DÜSSELDORF Manchmal gibt es das: Man hört den Namen eines Denkers, und schon ist man irgendwie sprungbereit und elastisch, man spürt so einen Kitzeln unterm Schädeldach und freut sich auf das, was nun kommt. Paul Virilio war so einer, eine inspirierende und anregende Persönlichkeit. Er war ultra-interessiert an der Gegenwart; er untersuchte sie so genau, dass er die Flöhe bereits husten hörte, bevor sie sich überhaupt erkältet hatten.

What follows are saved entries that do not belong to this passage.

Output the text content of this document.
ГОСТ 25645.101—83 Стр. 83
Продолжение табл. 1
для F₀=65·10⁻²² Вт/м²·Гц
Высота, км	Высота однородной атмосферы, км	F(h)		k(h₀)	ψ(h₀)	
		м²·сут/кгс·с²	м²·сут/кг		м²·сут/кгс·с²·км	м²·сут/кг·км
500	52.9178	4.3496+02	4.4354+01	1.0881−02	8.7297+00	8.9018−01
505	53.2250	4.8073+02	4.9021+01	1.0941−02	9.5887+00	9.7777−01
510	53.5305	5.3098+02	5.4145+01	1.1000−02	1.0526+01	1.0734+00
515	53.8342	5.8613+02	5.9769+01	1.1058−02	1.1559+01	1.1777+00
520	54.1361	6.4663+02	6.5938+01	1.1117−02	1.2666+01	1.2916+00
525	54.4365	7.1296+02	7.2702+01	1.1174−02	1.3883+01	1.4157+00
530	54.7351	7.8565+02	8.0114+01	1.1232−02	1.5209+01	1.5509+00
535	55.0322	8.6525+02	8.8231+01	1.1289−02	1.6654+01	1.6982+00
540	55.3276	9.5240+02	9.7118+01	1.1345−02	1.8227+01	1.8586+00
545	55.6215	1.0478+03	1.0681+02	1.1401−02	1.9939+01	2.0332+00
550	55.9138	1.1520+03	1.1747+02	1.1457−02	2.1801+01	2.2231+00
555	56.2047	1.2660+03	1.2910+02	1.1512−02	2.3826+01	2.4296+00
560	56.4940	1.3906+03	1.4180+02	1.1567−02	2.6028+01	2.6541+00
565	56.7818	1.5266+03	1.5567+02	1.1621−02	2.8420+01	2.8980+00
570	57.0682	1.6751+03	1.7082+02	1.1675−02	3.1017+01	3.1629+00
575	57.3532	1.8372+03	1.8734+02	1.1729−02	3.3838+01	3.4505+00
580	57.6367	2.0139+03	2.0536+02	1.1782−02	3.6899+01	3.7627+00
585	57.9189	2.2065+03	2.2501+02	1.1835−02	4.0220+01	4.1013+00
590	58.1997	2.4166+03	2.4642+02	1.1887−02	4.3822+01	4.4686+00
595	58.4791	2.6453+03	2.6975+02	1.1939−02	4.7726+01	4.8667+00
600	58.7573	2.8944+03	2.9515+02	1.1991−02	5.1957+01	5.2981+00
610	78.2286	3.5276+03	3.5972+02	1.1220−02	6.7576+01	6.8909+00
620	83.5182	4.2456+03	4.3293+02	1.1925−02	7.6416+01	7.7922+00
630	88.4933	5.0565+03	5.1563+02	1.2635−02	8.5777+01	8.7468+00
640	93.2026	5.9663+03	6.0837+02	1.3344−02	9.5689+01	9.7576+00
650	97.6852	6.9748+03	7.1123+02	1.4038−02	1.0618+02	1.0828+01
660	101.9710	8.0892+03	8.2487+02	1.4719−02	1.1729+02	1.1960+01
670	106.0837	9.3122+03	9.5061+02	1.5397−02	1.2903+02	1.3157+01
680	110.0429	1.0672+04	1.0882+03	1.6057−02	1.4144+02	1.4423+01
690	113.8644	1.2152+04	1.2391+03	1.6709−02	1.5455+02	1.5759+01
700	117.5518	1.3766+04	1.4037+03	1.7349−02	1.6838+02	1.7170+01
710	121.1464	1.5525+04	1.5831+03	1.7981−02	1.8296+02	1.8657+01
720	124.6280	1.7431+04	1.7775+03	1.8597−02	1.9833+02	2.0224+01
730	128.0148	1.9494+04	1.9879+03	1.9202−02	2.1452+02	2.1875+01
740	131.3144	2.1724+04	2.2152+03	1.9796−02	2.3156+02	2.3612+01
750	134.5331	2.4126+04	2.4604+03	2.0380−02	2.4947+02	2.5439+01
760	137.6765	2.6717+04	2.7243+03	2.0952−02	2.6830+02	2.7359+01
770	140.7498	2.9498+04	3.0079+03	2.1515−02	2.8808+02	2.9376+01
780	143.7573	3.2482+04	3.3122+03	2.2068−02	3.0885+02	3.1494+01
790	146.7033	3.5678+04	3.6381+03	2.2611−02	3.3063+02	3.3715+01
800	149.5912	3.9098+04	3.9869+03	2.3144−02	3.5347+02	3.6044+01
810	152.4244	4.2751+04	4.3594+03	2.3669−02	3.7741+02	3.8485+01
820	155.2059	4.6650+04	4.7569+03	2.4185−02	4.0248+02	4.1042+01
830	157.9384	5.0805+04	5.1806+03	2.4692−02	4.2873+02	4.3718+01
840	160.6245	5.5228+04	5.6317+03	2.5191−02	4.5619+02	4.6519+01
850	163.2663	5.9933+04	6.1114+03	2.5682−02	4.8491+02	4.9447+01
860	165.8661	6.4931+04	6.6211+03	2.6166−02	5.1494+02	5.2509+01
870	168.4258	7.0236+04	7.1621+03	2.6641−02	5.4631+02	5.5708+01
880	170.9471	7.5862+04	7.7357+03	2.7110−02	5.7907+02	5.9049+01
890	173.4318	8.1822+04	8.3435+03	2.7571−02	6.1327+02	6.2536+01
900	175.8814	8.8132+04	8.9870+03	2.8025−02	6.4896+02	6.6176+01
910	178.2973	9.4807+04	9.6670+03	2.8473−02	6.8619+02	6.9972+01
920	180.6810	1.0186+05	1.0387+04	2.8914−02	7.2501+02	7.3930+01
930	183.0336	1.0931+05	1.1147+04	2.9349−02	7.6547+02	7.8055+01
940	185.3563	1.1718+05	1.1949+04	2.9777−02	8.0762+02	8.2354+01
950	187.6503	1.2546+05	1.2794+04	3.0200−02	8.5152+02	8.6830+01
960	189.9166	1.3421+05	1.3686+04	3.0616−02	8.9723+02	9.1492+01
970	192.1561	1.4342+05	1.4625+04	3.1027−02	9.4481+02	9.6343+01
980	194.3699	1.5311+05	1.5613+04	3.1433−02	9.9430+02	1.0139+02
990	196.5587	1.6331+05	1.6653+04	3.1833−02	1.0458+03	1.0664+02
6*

Der Franzose erfand die Dromologie, die Wissenschaft von der Geschwindigkeit also, und weil er ursprünglich Stadtplaner war und als Philosoph und Kulturkritiker Autodidakt, gab es in seiner Disziplin keine Systematik, sondern nur Neugier, Einfallsreichtum und die Lust am wilden Denken. Er vernetzte Technik, Kunst, politische Essayistik und Vision. Manchmal vergaloppierte er sich, das ist bei Tempomachern normal, und bisweilen erging er sich in Beschwörungen, wo er besser Analysen geliefert hätte. Doch meistens bereicherte er das Denken seiner Zuhörer. Virilio fand Begriffe für die Zeit der verabsolutierten Geschwindigkeit, für den digitalisierten Lebensraum. Von ihm stammen die Formeln des „rasenden Stillstands“und der„Unordnung der Simultanitäten“. Er beschrieb schon früh Phänomene wie Fake News und asymmetrische Kriegsführung.

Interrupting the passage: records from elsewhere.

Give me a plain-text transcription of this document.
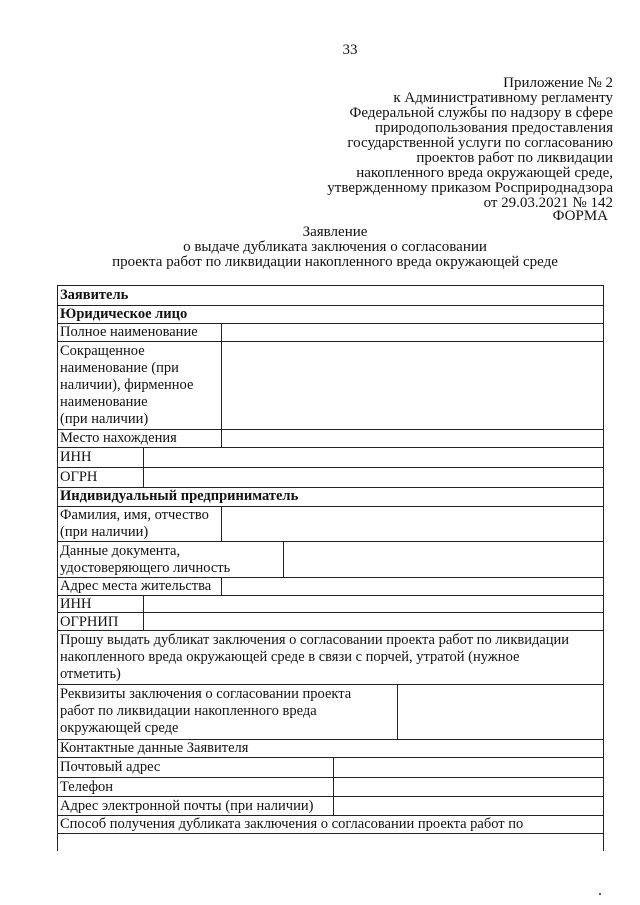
33
Приложение № 2
к Административному регламенту
Федеральной службы по надзору в сфере
природопользования предоставления
государственной услуги по согласованию
проектов работ по ликвидации
накопленного вреда окружающей среде,
утвержденному приказом Росприроднадзора
от 29.03.2021 № 142
ФОРМА
Заявление
о выдаче дубликата заключения о согласовании
проекта работ по ликвидации накопленного вреда окружающей среде
Заявитель
Юридическое лицо
Полное наименование
Сокращенное
наименование (при
наличии), фирменное
наименование
(при наличии)
Место нахождения
ИНН
ОГРН
Индивидуальный предприниматель
Фамилия, имя, отчество
(при наличии)
Данные документа,
удостоверяющего личность
Адрес места жительства
ИНН
ОГРНИП
Прошу выдать дубликат заключения о согласовании проекта работ по ликвидации
накопленного вреда окружающей среде в связи с порчей, утратой (нужное
отметить)
Реквизиты заключения о согласовании проекта
работ по ликвидации накопленного вреда
окружающей среде
Контактные данные Заявителя
Почтовый адрес
Телефон
Адрес электронной почты (при наличии)
Способ получения дубликата заключения о согласовании проекта работ по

Einerseits begrüßte er die Zukunft, die Vernetzung von allem über die Zeiten hinweg. Anderseits sah er darin eine Bedrohung für die Demokratie, zumal er als Triebfeder der Beschleunigung stets die Sphäre des Militärischen betrachtete. Deshalb regte er die Einrichtung einer Kontrollinstanz an, die er „Ministerium für Zeit“nannte.
Er arbeitete als Architekt, in dem Alain-Resnais-Film „Hiroshima, mon amour“(1959) ist ein Bauwerk von ihm zu sehen, er dokumentierte die Bunker der französischen Atlantikküste, und er sorgte dafür, dass Theorie wieder sexy wurde – man erinnere sich an das schicke Merve-Bändchen mit dem von der Gruppe Kraftwerk entlehnten Titel „Fahren, fahren, fahren . . .“. Er selbst entzog sich dem Zwang zur Mobilität: Ein Handy, ein Auto und sogar das Internet benutze er nicht.
Wie erst jetzt bekannt wurde, starb Paul Virilio bereits am 10. September 86-jährig in Paris. Todesursache: Herzstillstand.